Hi OMB
I have a team looking into the area this evening and will get back to you on the forum>
And as Promised, the details of what we found and what we are doing:
The root cause of the problem turned out to be a bit elusive to the NOC team. We found after much investigation that one type of the IP Microwave hardware that our vendor used to connect the Cell Site Base Stations back to the main hub had a configuration setting that was not stable on the platform. When the Node B (the cell site Hardware) was reset, and sometime just on its own, the MW hardware would take the Ethernet port connected to the Node B to half duplex mode. Now what this means is around the way it deals with an IP Packet, the normal mode is full Duplex in which packets travel in both directions at once, and when only one of the ports, or one side is set to half duplex it causes all kinds of problems.

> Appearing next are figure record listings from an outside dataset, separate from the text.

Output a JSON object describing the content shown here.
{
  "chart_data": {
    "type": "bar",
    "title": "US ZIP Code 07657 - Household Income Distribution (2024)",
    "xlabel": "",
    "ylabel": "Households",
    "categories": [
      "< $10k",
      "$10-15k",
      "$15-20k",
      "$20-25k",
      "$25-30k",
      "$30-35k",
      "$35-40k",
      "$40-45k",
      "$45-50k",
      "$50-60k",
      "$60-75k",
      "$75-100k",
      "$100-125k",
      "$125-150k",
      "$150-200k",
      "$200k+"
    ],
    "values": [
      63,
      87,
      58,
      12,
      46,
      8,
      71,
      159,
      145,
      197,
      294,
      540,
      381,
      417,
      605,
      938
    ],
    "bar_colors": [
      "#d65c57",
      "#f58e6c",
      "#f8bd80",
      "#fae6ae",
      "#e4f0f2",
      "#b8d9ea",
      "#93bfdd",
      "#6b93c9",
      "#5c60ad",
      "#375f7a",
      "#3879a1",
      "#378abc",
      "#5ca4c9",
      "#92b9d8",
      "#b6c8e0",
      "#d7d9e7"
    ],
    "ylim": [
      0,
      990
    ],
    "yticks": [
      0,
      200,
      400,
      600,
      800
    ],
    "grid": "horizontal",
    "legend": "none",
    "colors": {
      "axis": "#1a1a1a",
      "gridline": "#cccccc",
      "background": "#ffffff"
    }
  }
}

It will cause packet delays due to packet loss, limited speeds, dropped connections due to lost packets and the far end system timing out, etc.

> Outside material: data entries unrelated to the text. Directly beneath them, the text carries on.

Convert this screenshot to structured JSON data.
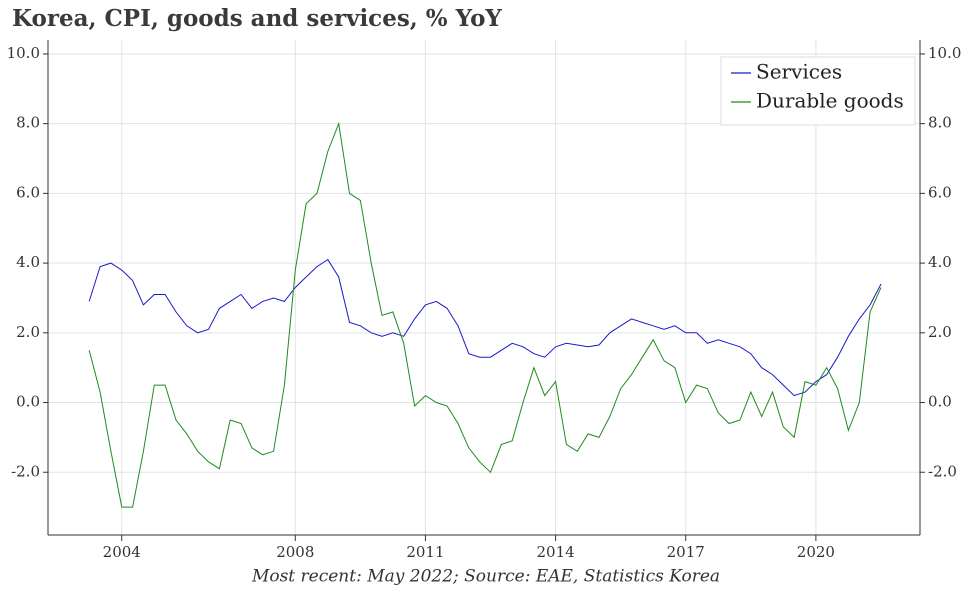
{
  "chart_data": {
    "type": "line",
    "title": "Korea, CPI, goods and services, % YoY",
    "footnote": "Most recent: May 2022; Source: EAE, Statistics Korea",
    "x": [
      2003.25,
      2003.5,
      2003.75,
      2004,
      2004.25,
      2004.5,
      2004.75,
      2005,
      2005.25,
      2005.5,
      2005.75,
      2006,
      2006.25,
      2006.5,
      2006.75,
      2007,
      2007.25,
      2007.5,
      2007.75,
      2008,
      2008.25,
      2008.5,
      2008.75,
      2009,
      2009.25,
      2009.5,
      2009.75,
      2010,
      2010.25,
      2010.5,
      2010.75,
      2011,
      2011.25,
      2011.5,
      2011.75,
      2012,
      2012.25,
      2012.5,
      2012.75,
      2013,
      2013.25,
      2013.5,
      2013.75,
      2014,
      2014.25,
      2014.5,
      2014.75,
      2015,
      2015.25,
      2015.5,
      2015.75,
      2016,
      2016.25,
      2016.5,
      2016.75,
      2017,
      2017.25,
      2017.5,
      2017.75,
      2018,
      2018.25,
      2018.5,
      2018.75,
      2019,
      2019.25,
      2019.5,
      2019.75,
      2020,
      2020.25,
      2020.5,
      2020.75,
      2021,
      2021.25,
      2021.5
    ],
    "series": [
      {
        "name": "Services",
        "color": "#1a1acc",
        "values": [
          2.9,
          3.9,
          4.0,
          3.8,
          3.5,
          2.8,
          3.1,
          3.1,
          2.6,
          2.2,
          2.0,
          2.1,
          2.7,
          2.9,
          3.1,
          2.7,
          2.9,
          3.0,
          2.9,
          3.3,
          3.6,
          3.9,
          4.1,
          3.6,
          2.3,
          2.2,
          2.0,
          1.9,
          2.0,
          1.9,
          2.4,
          2.8,
          2.9,
          2.7,
          2.2,
          1.4,
          1.3,
          1.3,
          1.5,
          1.7,
          1.6,
          1.4,
          1.3,
          1.6,
          1.7,
          1.65,
          1.6,
          1.65,
          2.0,
          2.2,
          2.4,
          2.3,
          2.2,
          2.1,
          2.2,
          2.0,
          2.0,
          1.7,
          1.8,
          1.7,
          1.6,
          1.4,
          1.0,
          0.8,
          0.5,
          0.2,
          0.3,
          0.6,
          0.8,
          1.3,
          1.9,
          2.4,
          2.8,
          3.4
        ]
      },
      {
        "name": "Durable goods",
        "color": "#1f8a1f",
        "values": [
          1.5,
          0.3,
          -1.4,
          -3.0,
          -3.0,
          -1.4,
          0.5,
          0.5,
          -0.5,
          -0.9,
          -1.4,
          -1.7,
          -1.9,
          -0.5,
          -0.6,
          -1.3,
          -1.5,
          -1.4,
          0.5,
          3.8,
          5.7,
          6.0,
          7.2,
          8.0,
          6.0,
          5.8,
          4.0,
          2.5,
          2.6,
          1.7,
          -0.1,
          0.2,
          0.0,
          -0.1,
          -0.6,
          -1.3,
          -1.7,
          -2.0,
          -1.2,
          -1.1,
          0.0,
          1.0,
          0.2,
          0.6,
          -1.2,
          -1.4,
          -0.9,
          -1.0,
          -0.4,
          0.4,
          0.8,
          1.3,
          1.8,
          1.2,
          1.0,
          0.0,
          0.5,
          0.4,
          -0.3,
          -0.6,
          -0.5,
          0.3,
          -0.4,
          0.3,
          -0.7,
          -1.0,
          0.6,
          0.5,
          1.0,
          0.4,
          -0.8,
          0.0,
          2.6,
          3.3
        ]
      }
    ],
    "xlim": [
      2002.3,
      2022.4
    ],
    "xticks": [
      2004,
      2008,
      2011,
      2014,
      2017,
      2020
    ],
    "ylim": [
      -3.8,
      10.4
    ],
    "yticks": [
      {
        "value": -2,
        "label": "-2.0"
      },
      {
        "value": 0,
        "label": "0.0"
      },
      {
        "value": 2,
        "label": "2.0"
      },
      {
        "value": 4,
        "label": "4.0"
      },
      {
        "value": 6,
        "label": "6.0"
      },
      {
        "value": 8,
        "label": "8.0"
      },
      {
        "value": 10,
        "label": "10.0"
      }
    ],
    "grid": true,
    "legend": "upper right"
  }
}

The reason it was hard to find was that type of fault did not raise any alarms on our monitoring systems and the metrics we monitored did not capture the error as well. What we are doing now is visiting each site with this type of link, checking the configuration and changing the method of configuration. We will have this task completed by Friday evening.
The longer term fix over the next month is we are replacing all of those links in the network with a new hardware type. We have added threshold alarms for packet loss on very specific parameters to monitor the Node B Data and Voice VLANS so that an alarm is raised for any site showing any packet loss for those services.

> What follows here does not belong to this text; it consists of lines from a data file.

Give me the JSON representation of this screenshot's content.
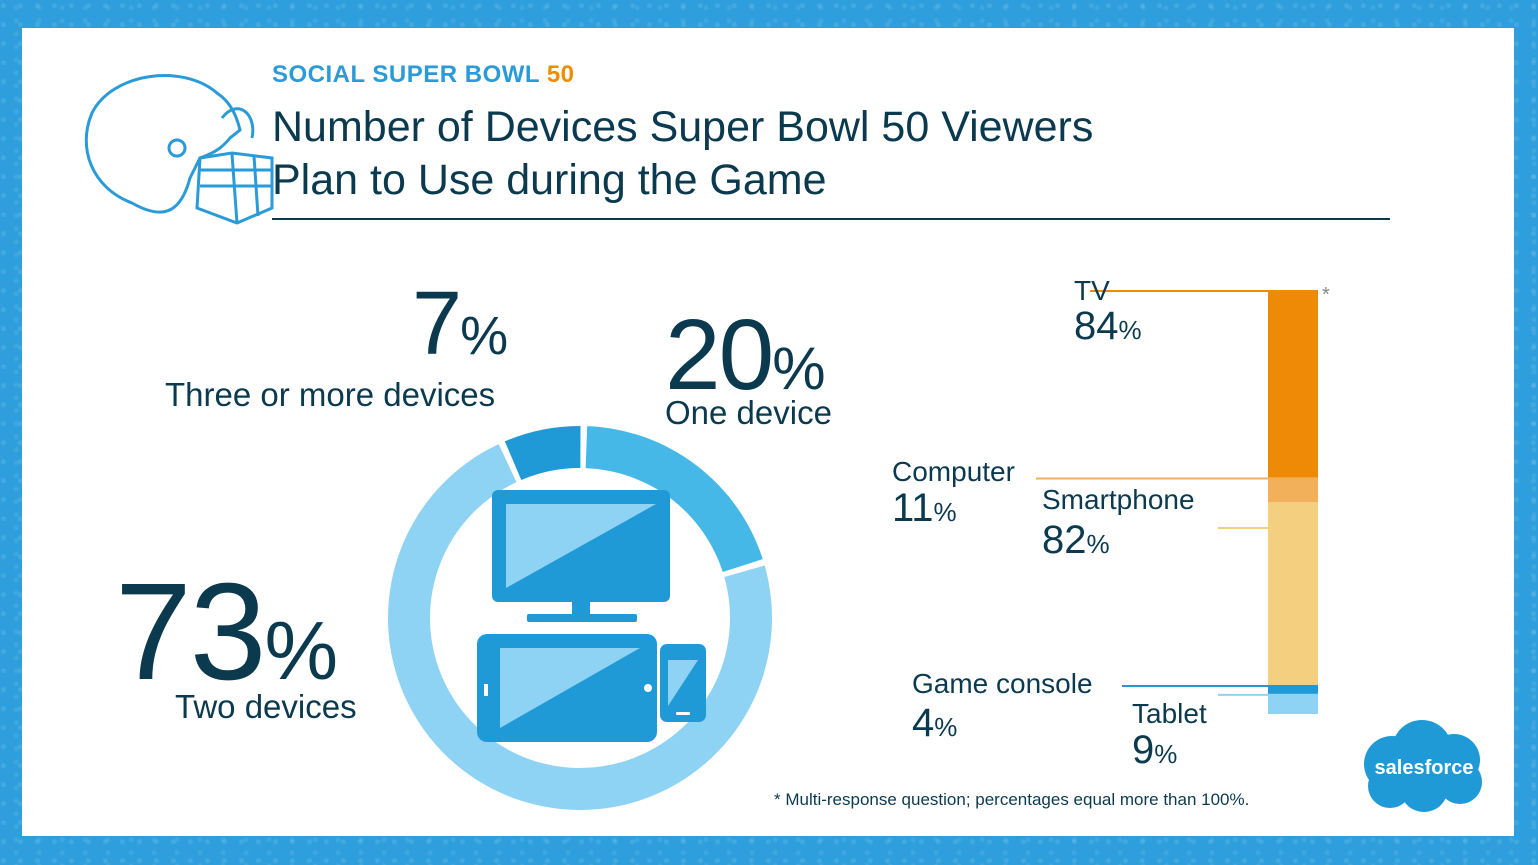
{
  "header": {
    "eyebrow": "SOCIAL SUPER BOWL",
    "eyebrow_num": "50",
    "title_line1": "Number of Devices Super Bowl 50 Viewers",
    "title_line2": "Plan to Use during the Game"
  },
  "colors": {
    "dark_text": "#0b3a4f",
    "blue_accent": "#2a9bd8",
    "orange_accent": "#f08c00"
  },
  "chart_data": [
    {
      "type": "pie",
      "variant": "donut",
      "categories": [
        "One device",
        "Two devices",
        "Three or more devices"
      ],
      "values": [
        20,
        73,
        7
      ],
      "display": [
        "20",
        "73",
        "7"
      ],
      "unit": "%",
      "slice_colors": [
        "#45b8e8",
        "#8fd3f4",
        "#1f9ad6"
      ]
    },
    {
      "type": "bar",
      "variant": "stacked-single",
      "categories": [
        "TV",
        "Computer",
        "Smartphone",
        "Game console",
        "Tablet"
      ],
      "values": [
        84,
        11,
        82,
        4,
        9
      ],
      "display": [
        "84",
        "11",
        "82",
        "4",
        "9"
      ],
      "unit": "%",
      "segment_colors": [
        "#ee8a05",
        "#f2b05a",
        "#f4cf80",
        "#1f9ad6",
        "#8fd3f4"
      ],
      "leader_colors": [
        "#ee8a05",
        "#f2b05a",
        "#f4cf80",
        "#1f9ad6",
        "#8fd3f4"
      ],
      "asterisk": "*"
    }
  ],
  "footnote": "* Multi-response question; percentages equal more than 100%.",
  "logo": {
    "text": "salesforce"
  },
  "pct_symbol": "%"
}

In the near term we are doing some more work to develop a reset script to help the notification on the old style links and ease in finding any sites that may revert back to half duplex due to an unplanned reset on the Node B.
Again I apoligize for the issues and we are working to give you the best network possible.
For the Cape Town users we have an MPLS fault that is being worked on the Fiber segment from Cape Town to Joburg and time to resolution is around 2 AM.
In the future we will be using Twitter Status, our Web Site, and this forum to keep our customer updated in Service Effecting outages on a fast basis. I am working with my NOC team to finalize the procedures for these near realtime updates and we hope to have it operational my mid Week next.
Regards
Ron
Ronald Reddick
CTO
Cell C